Pas d’atteinte aux AOC

Si les produits cosmétiques en cause contenaient des polyphénols issus du raisin, les produits cosmétiques n’étant pas des produits viticoles ni des produits alimentaires, ils ne sauraient être soumis aux exigences fixées pour que ces derniers puissent utiliser les mentions « grand cru », ce alors que l’utilisation de ces signes pour les cosmétiques – si elle induit les idées de qualité et de supériorité- ne relève pas de l’évocation d’une provenance géographique. Le qualificatif « premier cru » ne correspond pas à une AOC.

Au sens de l’article L643-1 du code rural et de la pêche maritime, le nom qui constitue l’appellation d’origine ou toute autre mention l’évoquant ne peut être employé pour aucun produit similaire. Or, les cosmétiques ne sont pas des produits similaires au vin.
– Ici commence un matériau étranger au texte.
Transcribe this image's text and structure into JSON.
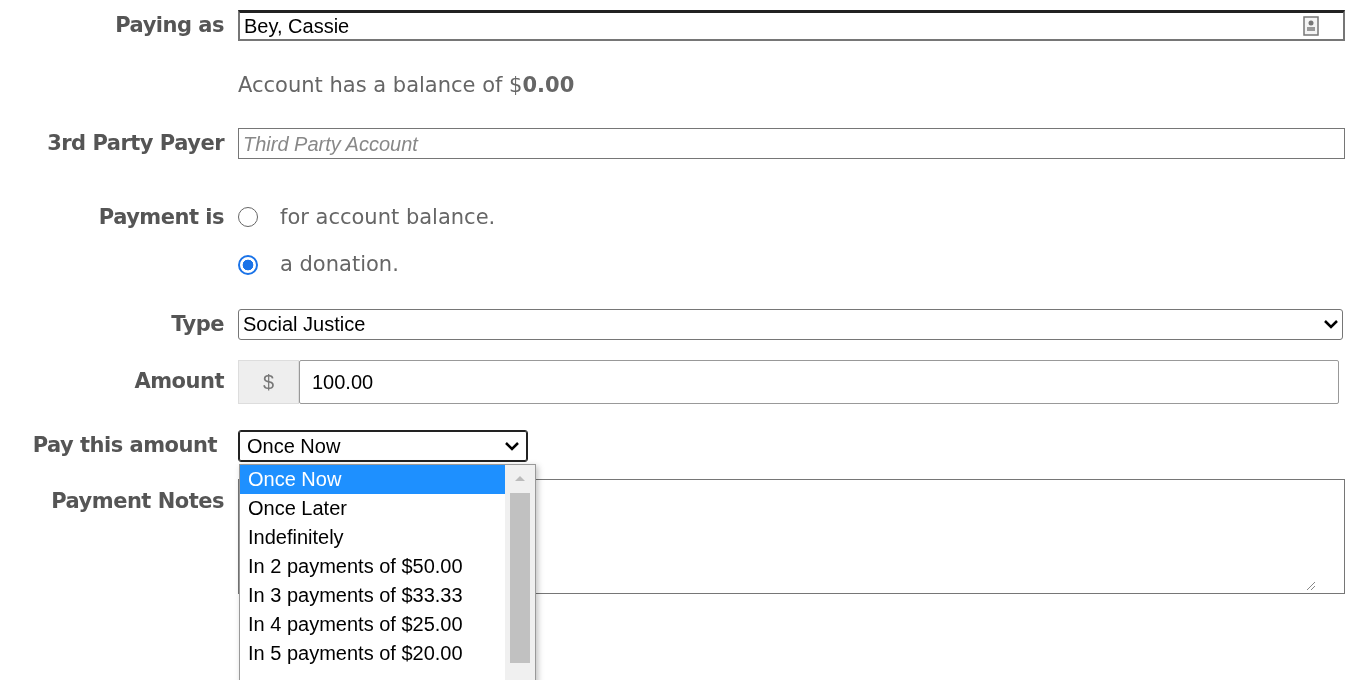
{
  "paying_as": {
    "label": "Paying as",
    "value": "Bey, Cassie"
  },
  "balance_note": "Account has a balance of $**0.00**",
  "third_party": {
    "label": "3rd Party Payer",
    "placeholder": "Third Party Account"
  },
  "payment_is": {
    "label": "Payment is",
    "options": [
      {
        "label": "for account balance.",
        "selected": false
      },
      {
        "label": "a donation.",
        "selected": true
      }
    ]
  },
  "type": {
    "label": "Type",
    "value": "Social Justice"
  },
  "amount": {
    "label": "Amount",
    "prefix": "$",
    "value": "100.00"
  },
  "pay_this_amount": {
    "label": "Pay this amount",
    "value": "Once Now",
    "expanded": true,
    "options": [
      {
        "label": "Once Now",
        "selected": true
      },
      {
        "label": "Once Later",
        "selected": false
      },
      {
        "label": "Indefinitely",
        "selected": false
      },
      {
        "label": "In 2 payments of $50.00",
        "selected": false
      },
      {
        "label": "In 3 payments of $33.33",
        "selected": false
      },
      {
        "label": "In 4 payments of $25.00",
        "selected": false
      },
      {
        "label": "In 5 payments of $20.00",
        "selected": false
      }
    ]
  },
  "payment_notes": {
    "label": "Payment Notes"
  }
}
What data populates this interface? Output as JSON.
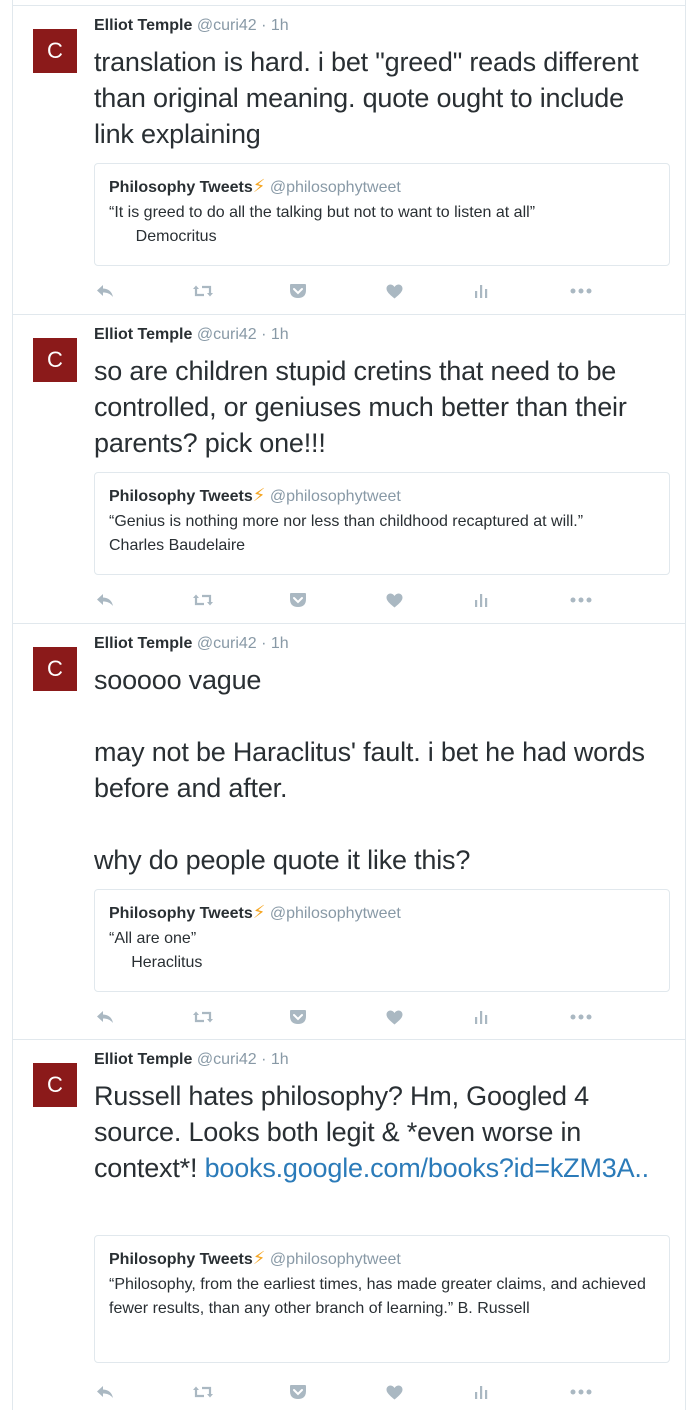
{
  "tweets": [
    {
      "author": "Elliot Temple",
      "handle": "@curi42",
      "time": "· 1h",
      "avatar_letter": "C",
      "text_paragraphs": [
        "translation is hard. i bet \"greed\" reads different than original meaning. quote ought to include link explaining"
      ],
      "quote": {
        "name": "Philosophy Tweets",
        "handle": "@philosophytweet",
        "lines": [
          "“It is greed to do all the talking but not to want to listen at all”",
          "      Democritus"
        ]
      }
    },
    {
      "author": "Elliot Temple",
      "handle": "@curi42",
      "time": "· 1h",
      "avatar_letter": "C",
      "text_paragraphs": [
        "so are children stupid cretins that need to be controlled, or geniuses much better than their parents? pick one!!!"
      ],
      "quote": {
        "name": "Philosophy Tweets",
        "handle": "@philosophytweet",
        "lines": [
          "“Genius is nothing more nor less than childhood recaptured at will.”",
          "Charles Baudelaire"
        ]
      }
    },
    {
      "author": "Elliot Temple",
      "handle": "@curi42",
      "time": "· 1h",
      "avatar_letter": "C",
      "text_paragraphs": [
        "sooooo vague",
        "may not be Haraclitus' fault. i bet he had words before and after.",
        "why do people quote it like this?"
      ],
      "quote": {
        "name": "Philosophy Tweets",
        "handle": "@philosophytweet",
        "lines": [
          "“All are one”",
          "     Heraclitus"
        ]
      }
    },
    {
      "author": "Elliot Temple",
      "handle": "@curi42",
      "time": "· 1h",
      "avatar_letter": "C",
      "text_paragraphs": [
        "Russell hates philosophy? Hm, Googled 4 source. Looks both legit & *even worse in context*!"
      ],
      "link_text": "books.google.com/books?id=kZM3A..",
      "quote": {
        "name": "Philosophy Tweets",
        "handle": "@philosophytweet",
        "lines": [
          "“Philosophy, from the earliest times, has made greater claims, and achieved fewer results, than any other branch of learning.” B. Russell"
        ]
      }
    }
  ],
  "colors": {
    "avatar_bg": "#8b1a1a",
    "link": "#2b7bb9",
    "bolt": "#f5a623",
    "muted": "#8899a6",
    "icon": "#aab8c2"
  },
  "actions": [
    "reply-icon",
    "retweet-icon",
    "pocket-icon",
    "like-icon",
    "analytics-icon",
    "more-icon"
  ]
}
Aussi, il ne peut être déduit, en l’absence de référence à une appellation d’origine, que l’utilisation de la mention « premier cru » sur des produits cosmétiques constitue une évocation répréhensible d’une appellation d’origine de vin.
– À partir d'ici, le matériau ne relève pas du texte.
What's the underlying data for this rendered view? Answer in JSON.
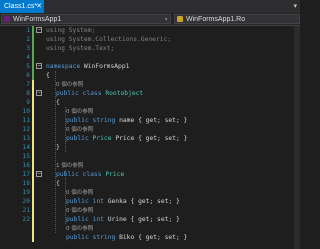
{
  "tabs": [
    {
      "label": "Class1.cs*",
      "close": "✕"
    }
  ],
  "tab_dropdown": "▾",
  "nav": {
    "project": "WinFormsApp1",
    "scope": "WinFormsApp1.Ro",
    "caret": "▾"
  },
  "fold": {
    "open": "−"
  },
  "refs": {
    "zero": "0 個の参照",
    "one": "1 個の参照"
  },
  "code": {
    "using": "using",
    "ns_system": "System;",
    "ns_generic": "System.Collections.Generic;",
    "ns_text": "System.Text;",
    "namespace_kw": "namespace",
    "namespace_name": "WinFormsApp1",
    "brace_open": "{",
    "brace_close": "}",
    "public": "public",
    "class_kw": "class",
    "class_root": "Rootobject",
    "class_price": "Price",
    "string_kw": "string",
    "int_kw": "int",
    "prop_name": "name",
    "type_price": "Price",
    "prop_price": "Price",
    "prop_genka": "Genka",
    "prop_urine": "Urine",
    "prop_biko": "Biko",
    "accessors": "{ get; set; }"
  },
  "line_numbers": [
    "1",
    "2",
    "3",
    "4",
    "5",
    "6",
    "7",
    "8",
    "9",
    "10",
    "11",
    "12",
    "13",
    "14",
    "15",
    "16",
    "17",
    "18",
    "19",
    "20",
    "21",
    "22"
  ]
}
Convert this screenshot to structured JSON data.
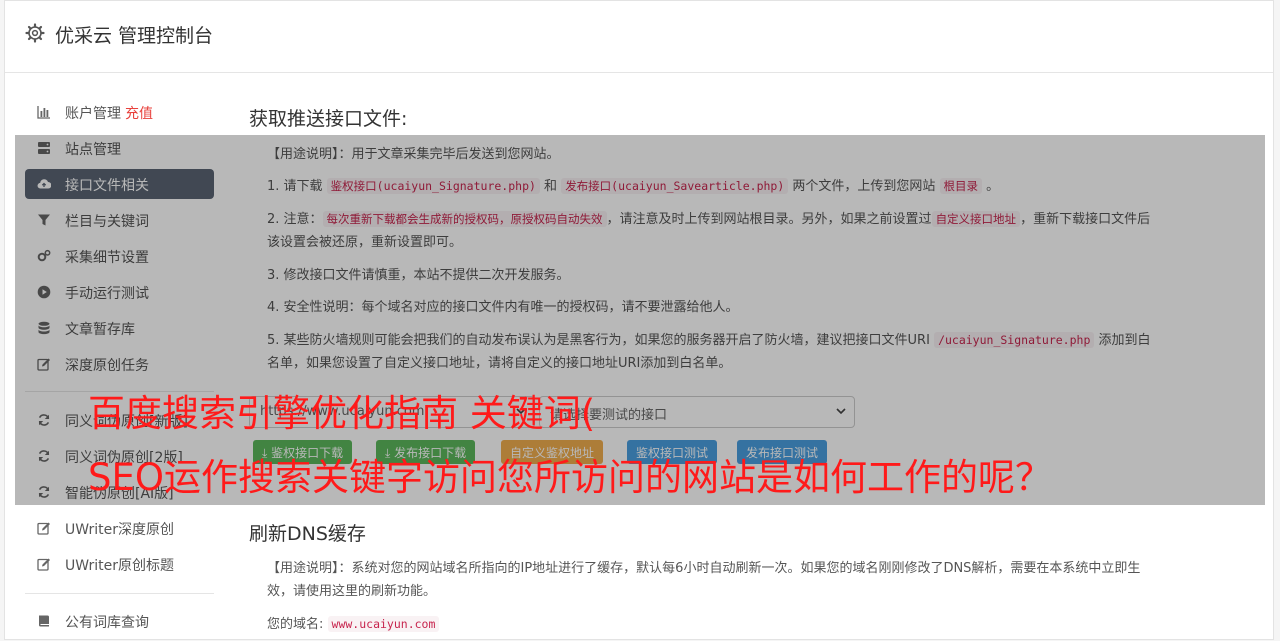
{
  "header": {
    "title": "优采云 管理控制台"
  },
  "sidebar": {
    "items": [
      {
        "label": "账户管理",
        "extra": "充值",
        "icon": "bar-chart-icon"
      },
      {
        "label": "站点管理",
        "icon": "server-icon"
      },
      {
        "label": "接口文件相关",
        "icon": "cloud-upload-icon",
        "active": true
      },
      {
        "label": "栏目与关键词",
        "icon": "filter-icon"
      },
      {
        "label": "采集细节设置",
        "icon": "gears-icon"
      },
      {
        "label": "手动运行测试",
        "icon": "play-circle-icon"
      },
      {
        "label": "文章暂存库",
        "icon": "database-icon"
      },
      {
        "label": "深度原创任务",
        "icon": "edit-icon"
      },
      {
        "label": "同义词伪原创[新版]",
        "icon": "refresh-icon"
      },
      {
        "label": "同义词伪原创[2版]",
        "icon": "refresh-icon"
      },
      {
        "label": "智能伪原创[AI版]",
        "icon": "refresh-icon"
      },
      {
        "label": "UWriter深度原创",
        "icon": "edit-icon"
      },
      {
        "label": "UWriter原创标题",
        "icon": "edit-icon"
      },
      {
        "label": "公有词库查询",
        "icon": "book-icon"
      }
    ]
  },
  "section1": {
    "title": "获取推送接口文件:",
    "usage": "【用途说明】：用于文章采集完毕后发送到您网站。",
    "step1": {
      "prefix": "1. 请下载 ",
      "code1": "鉴权接口(ucaiyun_Signature.php)",
      "mid": " 和 ",
      "code2": "发布接口(ucaiyun_Savearticle.php)",
      "mid2": " 两个文件，上传到您网站 ",
      "code3": "根目录",
      "suffix": " 。"
    },
    "step2": {
      "prefix": "2. 注意：",
      "code1": "每次重新下载都会生成新的授权码，原授权码自动失效",
      "mid": "，请注意及时上传到网站根目录。另外，如果之前设置过",
      "code2": "自定义接口地址",
      "suffix": "，重新下载接口文件后该设置会被还原，重新设置即可。"
    },
    "step3": "3. 修改接口文件请慎重，本站不提供二次开发服务。",
    "step4": "4. 安全性说明：每个域名对应的接口文件内有唯一的授权码，请不要泄露给他人。",
    "step5": {
      "prefix": "5. 某些防火墙规则可能会把我们的自动发布误认为是黑客行为，如果您的服务器开启了防火墙，建议把接口文件URI ",
      "code1": "/ucaiyun_Signature.php",
      "suffix": " 添加到白名单，如果您设置了自定义接口地址，请将自定义的接口地址URI添加到白名单。"
    },
    "site_select": "https://www.ucaiyun.com",
    "type_select": "请选择要测试的接口",
    "buttons": {
      "download_auth": "鉴权接口下载",
      "download_publish": "发布接口下载",
      "custom_auth": "自定义鉴权地址",
      "test_auth": "鉴权接口测试",
      "test_publish": "发布接口测试"
    }
  },
  "section2": {
    "title": "刷新DNS缓存",
    "usage": "【用途说明】：系统对您的网站域名所指向的IP地址进行了缓存，默认每6小时自动刷新一次。如果您的域名刚刚修改了DNS解析，需要在本系统中立即生效，请使用这里的刷新功能。",
    "domain_label": "您的域名:",
    "domain_value": "www.ucaiyun.com"
  },
  "overlay": {
    "line1": "百度搜索引擎优化指南 关键词(",
    "line2": "SEO运作搜索关键字访问您所访问的网站是如何工作的呢？"
  },
  "colors": {
    "accent_red": "#ff1a1a",
    "active_nav": "#5b6574",
    "code_red": "#c7254e"
  }
}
Publicité en faveur de l’alcool ?

Dans son élan, le syndicat professionnel a également plaidé la violation de l’article L3323 du code de la santé publique qui fixe les conditions dans lesquelles sont exclusivement autorisées la propagande ou la publicité, directe ou indirecte, en faveur des boissons alcooliques.

Au sens du Code de la santé publique, est considérée comme propagande ou publicité indirecte la propagande ou publicité en faveur d’un organisme, d’un service, d’une activité, d’un produit ou d’un article autre qu’une boisson alcoolique qui, par son graphisme, sa présentation, l’utilisation d’une dénomination, d’une marque, d’un emblème publicitaire ou d’un autre signe distinctif, rappelle une boisson alcoolique.
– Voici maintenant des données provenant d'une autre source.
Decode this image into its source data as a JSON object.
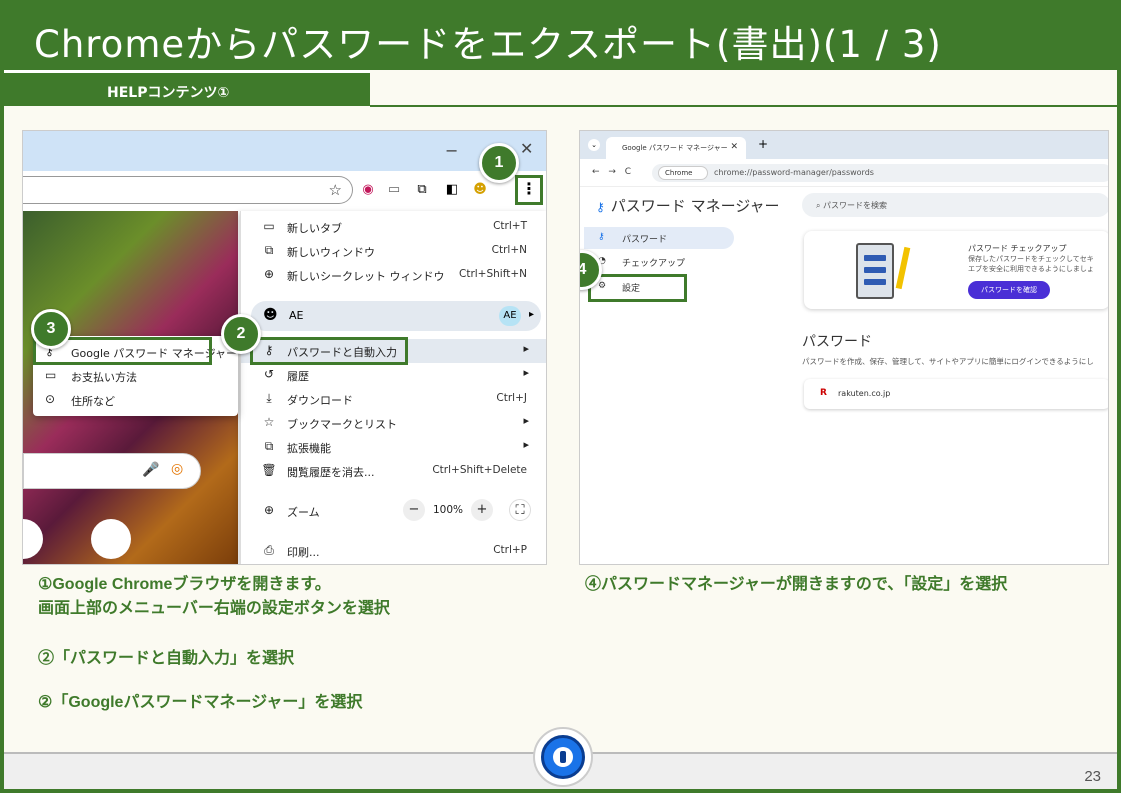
{
  "slide": {
    "title": "Chromeからパスワードをエクスポート(書出)(1 / 3)",
    "subtitle": "HELPコンテンツ①",
    "page_number": "23",
    "accent_color": "#3f7a2b"
  },
  "left_screenshot": {
    "window_controls": {
      "minimize": "−",
      "close": "✕"
    },
    "menu_items": [
      {
        "icon": "new-tab-icon",
        "label": "新しいタブ",
        "shortcut": "Ctrl+T"
      },
      {
        "icon": "new-window-icon",
        "label": "新しいウィンドウ",
        "shortcut": "Ctrl+N"
      },
      {
        "icon": "incognito-icon",
        "label": "新しいシークレット ウィンドウ",
        "shortcut": "Ctrl+Shift+N"
      },
      {
        "icon": "key-icon",
        "label": "パスワードと自動入力",
        "shortcut": "▸"
      },
      {
        "icon": "history-icon",
        "label": "履歴",
        "shortcut": "▸"
      },
      {
        "icon": "download-icon",
        "label": "ダウンロード",
        "shortcut": "Ctrl+J"
      },
      {
        "icon": "star-icon",
        "label": "ブックマークとリスト",
        "shortcut": "▸"
      },
      {
        "icon": "extension-icon",
        "label": "拡張機能",
        "shortcut": "▸"
      },
      {
        "icon": "trash-icon",
        "label": "閲覧履歴を消去...",
        "shortcut": "Ctrl+Shift+Delete"
      },
      {
        "icon": "print-icon",
        "label": "印刷...",
        "shortcut": "Ctrl+P"
      }
    ],
    "profile": {
      "name": "AE",
      "badge": "AE"
    },
    "zoom": {
      "label": "ズーム",
      "minus": "−",
      "value": "100%",
      "plus": "+"
    },
    "submenu_items": [
      {
        "icon": "key-icon",
        "label": "Google パスワード マネージャー"
      },
      {
        "icon": "card-icon",
        "label": "お支払い方法"
      },
      {
        "icon": "location-icon",
        "label": "住所など"
      }
    ]
  },
  "right_screenshot": {
    "tab_title": "Google パスワード マネージャー",
    "tab_close": "✕",
    "new_tab": "+",
    "nav": "← → C",
    "url_chip": "Chrome",
    "url": "chrome://password-manager/passwords",
    "brand": "パスワード マネージャー",
    "search_placeholder": "パスワードを検索",
    "sidebar": [
      {
        "label": "パスワード",
        "active": true
      },
      {
        "label": "チェックアップ",
        "active": false
      },
      {
        "label": "設定",
        "active": false
      }
    ],
    "checkup_card": {
      "title": "パスワード チェックアップ",
      "text_line1": "保存したパスワードをチェックしてセキ",
      "text_line2": "エブを安全に利用できるようにしましょ",
      "button": "パスワードを確認"
    },
    "section_title": "パスワード",
    "section_desc": "パスワードを作成、保存、管理して、サイトやアプリに簡単にログインできるようにし",
    "entries": [
      {
        "icon": "R",
        "label": "rakuten.co.jp"
      }
    ]
  },
  "callouts": [
    "1",
    "2",
    "3",
    "4"
  ],
  "descriptions": {
    "left_line1": "①Google Chromeブラウザを開きます。",
    "left_line2": "画面上部のメニューバー右端の設定ボタンを選択",
    "left_step2": "②「パスワードと自動入力」を選択",
    "left_step3": "②「Googleパスワードマネージャー」を選択",
    "right_step4": "④パスワードマネージャーが開きますので、「設定」を選択"
  }
}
L’utilisation de la mention « premier cru », même si elle fait référence à l’univers de la vigne et de la production viticole, n’est pas en soi évocatrice d’une boisson alcoolique identifiée, ce d’autant qu’elle évoque également les idées de qualité et de supériorité.  L’affiliation des produits porteurs de cette mention, dans le cadre de leur promotion et pour des raisons historiques à la marque, à l’univers de la vigne et à un château du bordelais, ne saurait caractériser une publicité illicite en faveur des boissons alcooliques.

Télécharger la décision

Q/R juridiques soulevées :

Quelle est l’affaire Caudalie et quel est le contexte juridique ?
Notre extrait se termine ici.